Não resta nenhuma dúvida, a opção política deliberada, pensada e aplicada de forma cirúrgica é de fazer caixa com os recursos legalmente destinados para melhor aparelhar a cobrança de créditos públicos. Nesta linha, não se busca a melhoria das condições de trabalho e, por via de conseqüência, dos níveis de arrecadação. Tudo repercutindo no aumento de receitas e num melhor desempenho fiscal. Este último caminho apresenta, da ótica de “donos do poder”, o inconveniente da cobrança, do incômodo mais freqüente e efetivo, dos financiadores de campanhas políticas e partícipes ou beneficiários da privatização do Estado brasileiro, integrantes do intocável e indefectível “mercado” (16).

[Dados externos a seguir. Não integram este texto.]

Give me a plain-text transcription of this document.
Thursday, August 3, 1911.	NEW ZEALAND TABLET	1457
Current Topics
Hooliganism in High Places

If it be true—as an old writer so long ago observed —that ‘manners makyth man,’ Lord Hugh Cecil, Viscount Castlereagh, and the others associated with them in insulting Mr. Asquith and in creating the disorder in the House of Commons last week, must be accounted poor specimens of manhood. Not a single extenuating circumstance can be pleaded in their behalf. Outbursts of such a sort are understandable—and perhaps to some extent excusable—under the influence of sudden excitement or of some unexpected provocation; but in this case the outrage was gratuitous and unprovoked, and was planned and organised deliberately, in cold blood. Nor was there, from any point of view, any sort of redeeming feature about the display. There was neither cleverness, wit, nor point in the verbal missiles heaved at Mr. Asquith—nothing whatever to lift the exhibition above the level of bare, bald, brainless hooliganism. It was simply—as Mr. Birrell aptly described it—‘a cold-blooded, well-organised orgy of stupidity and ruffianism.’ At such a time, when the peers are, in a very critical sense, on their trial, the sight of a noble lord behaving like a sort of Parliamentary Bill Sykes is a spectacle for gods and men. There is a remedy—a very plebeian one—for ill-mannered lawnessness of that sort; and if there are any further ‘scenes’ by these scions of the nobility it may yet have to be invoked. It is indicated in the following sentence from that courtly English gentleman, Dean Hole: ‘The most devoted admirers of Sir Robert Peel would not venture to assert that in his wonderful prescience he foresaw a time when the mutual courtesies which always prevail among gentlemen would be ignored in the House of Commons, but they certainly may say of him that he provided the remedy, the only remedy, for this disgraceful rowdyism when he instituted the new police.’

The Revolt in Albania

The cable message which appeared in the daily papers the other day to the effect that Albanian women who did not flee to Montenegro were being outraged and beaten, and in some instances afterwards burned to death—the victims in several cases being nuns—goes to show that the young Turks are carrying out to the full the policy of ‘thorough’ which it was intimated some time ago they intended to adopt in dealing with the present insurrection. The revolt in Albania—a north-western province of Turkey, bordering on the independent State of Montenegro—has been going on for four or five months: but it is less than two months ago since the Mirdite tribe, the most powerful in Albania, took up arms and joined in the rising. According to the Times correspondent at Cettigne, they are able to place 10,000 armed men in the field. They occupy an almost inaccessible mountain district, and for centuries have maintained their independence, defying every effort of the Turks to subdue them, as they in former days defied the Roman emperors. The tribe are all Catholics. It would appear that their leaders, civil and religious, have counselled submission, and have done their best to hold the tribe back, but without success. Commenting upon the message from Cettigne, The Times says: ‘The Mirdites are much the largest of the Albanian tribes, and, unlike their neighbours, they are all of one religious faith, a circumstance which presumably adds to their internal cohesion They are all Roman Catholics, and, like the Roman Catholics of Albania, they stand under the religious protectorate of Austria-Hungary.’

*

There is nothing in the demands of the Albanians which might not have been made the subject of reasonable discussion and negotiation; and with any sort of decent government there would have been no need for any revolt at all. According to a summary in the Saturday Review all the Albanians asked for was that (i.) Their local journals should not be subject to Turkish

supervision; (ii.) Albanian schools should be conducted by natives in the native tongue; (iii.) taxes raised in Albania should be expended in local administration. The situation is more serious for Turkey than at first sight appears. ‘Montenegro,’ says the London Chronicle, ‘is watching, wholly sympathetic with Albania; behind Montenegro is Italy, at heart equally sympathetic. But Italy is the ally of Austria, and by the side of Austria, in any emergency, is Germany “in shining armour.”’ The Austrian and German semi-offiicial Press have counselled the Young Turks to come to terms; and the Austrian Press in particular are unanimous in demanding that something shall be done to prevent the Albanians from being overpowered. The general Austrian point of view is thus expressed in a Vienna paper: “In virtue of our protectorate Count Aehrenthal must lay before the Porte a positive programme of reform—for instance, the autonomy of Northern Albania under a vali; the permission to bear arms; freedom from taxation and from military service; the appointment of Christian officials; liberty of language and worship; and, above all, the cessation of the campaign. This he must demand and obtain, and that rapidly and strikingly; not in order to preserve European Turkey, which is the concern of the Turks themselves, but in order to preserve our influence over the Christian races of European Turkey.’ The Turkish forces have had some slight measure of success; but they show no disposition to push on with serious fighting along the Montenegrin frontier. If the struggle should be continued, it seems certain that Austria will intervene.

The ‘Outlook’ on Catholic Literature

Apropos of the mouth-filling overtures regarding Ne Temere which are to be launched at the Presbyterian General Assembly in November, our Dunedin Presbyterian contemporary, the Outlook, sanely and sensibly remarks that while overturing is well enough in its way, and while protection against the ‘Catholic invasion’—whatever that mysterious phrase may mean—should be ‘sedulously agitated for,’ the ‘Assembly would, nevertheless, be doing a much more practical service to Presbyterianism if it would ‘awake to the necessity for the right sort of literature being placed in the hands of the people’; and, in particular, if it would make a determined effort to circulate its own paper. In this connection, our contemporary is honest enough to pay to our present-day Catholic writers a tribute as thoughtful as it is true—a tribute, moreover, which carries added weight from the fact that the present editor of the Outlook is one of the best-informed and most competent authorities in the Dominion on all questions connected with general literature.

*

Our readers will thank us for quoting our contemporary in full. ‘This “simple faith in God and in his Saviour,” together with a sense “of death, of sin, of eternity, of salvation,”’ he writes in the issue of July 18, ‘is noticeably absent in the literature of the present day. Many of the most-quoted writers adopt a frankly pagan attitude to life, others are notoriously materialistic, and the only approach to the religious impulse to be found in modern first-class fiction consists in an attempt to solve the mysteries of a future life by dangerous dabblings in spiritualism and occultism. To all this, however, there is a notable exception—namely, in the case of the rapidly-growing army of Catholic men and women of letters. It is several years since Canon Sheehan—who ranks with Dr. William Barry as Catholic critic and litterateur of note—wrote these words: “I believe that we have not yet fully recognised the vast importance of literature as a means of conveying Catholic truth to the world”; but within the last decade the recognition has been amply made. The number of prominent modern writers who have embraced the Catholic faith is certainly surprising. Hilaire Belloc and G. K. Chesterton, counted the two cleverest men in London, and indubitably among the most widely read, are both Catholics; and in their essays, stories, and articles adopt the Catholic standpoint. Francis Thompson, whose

Repelimos veementemente, de outro giro, a pecha do corporativismo. A experiência recente da PGFN na recuperação de créditos atrasados aponta claramente para a necessidade do efetivo aparelhamento logístico e normativo dos órgãos públicos responsáveis pela cobrança. Mesmo com todas as carências, o desempenho arrecadatório apresenta uma série de crescimento contínuo na casa dos bilhões de reais. Assim, somente a constatação imparcial de ineficiência, a ser feita depois da experimentação das condições adequadas de trabalho, por lapso considerável de tempo, permitiria, com legitimidade, redesenhar a opção política do constituinte (ação administrativa coordenada e especializada). Por enquanto, experiências como a da PGFN apontam para o acerto da opção institucionalizada e para a absoluta necessidade de dotá-la de meios apropriados para atingir os fins pretendidos.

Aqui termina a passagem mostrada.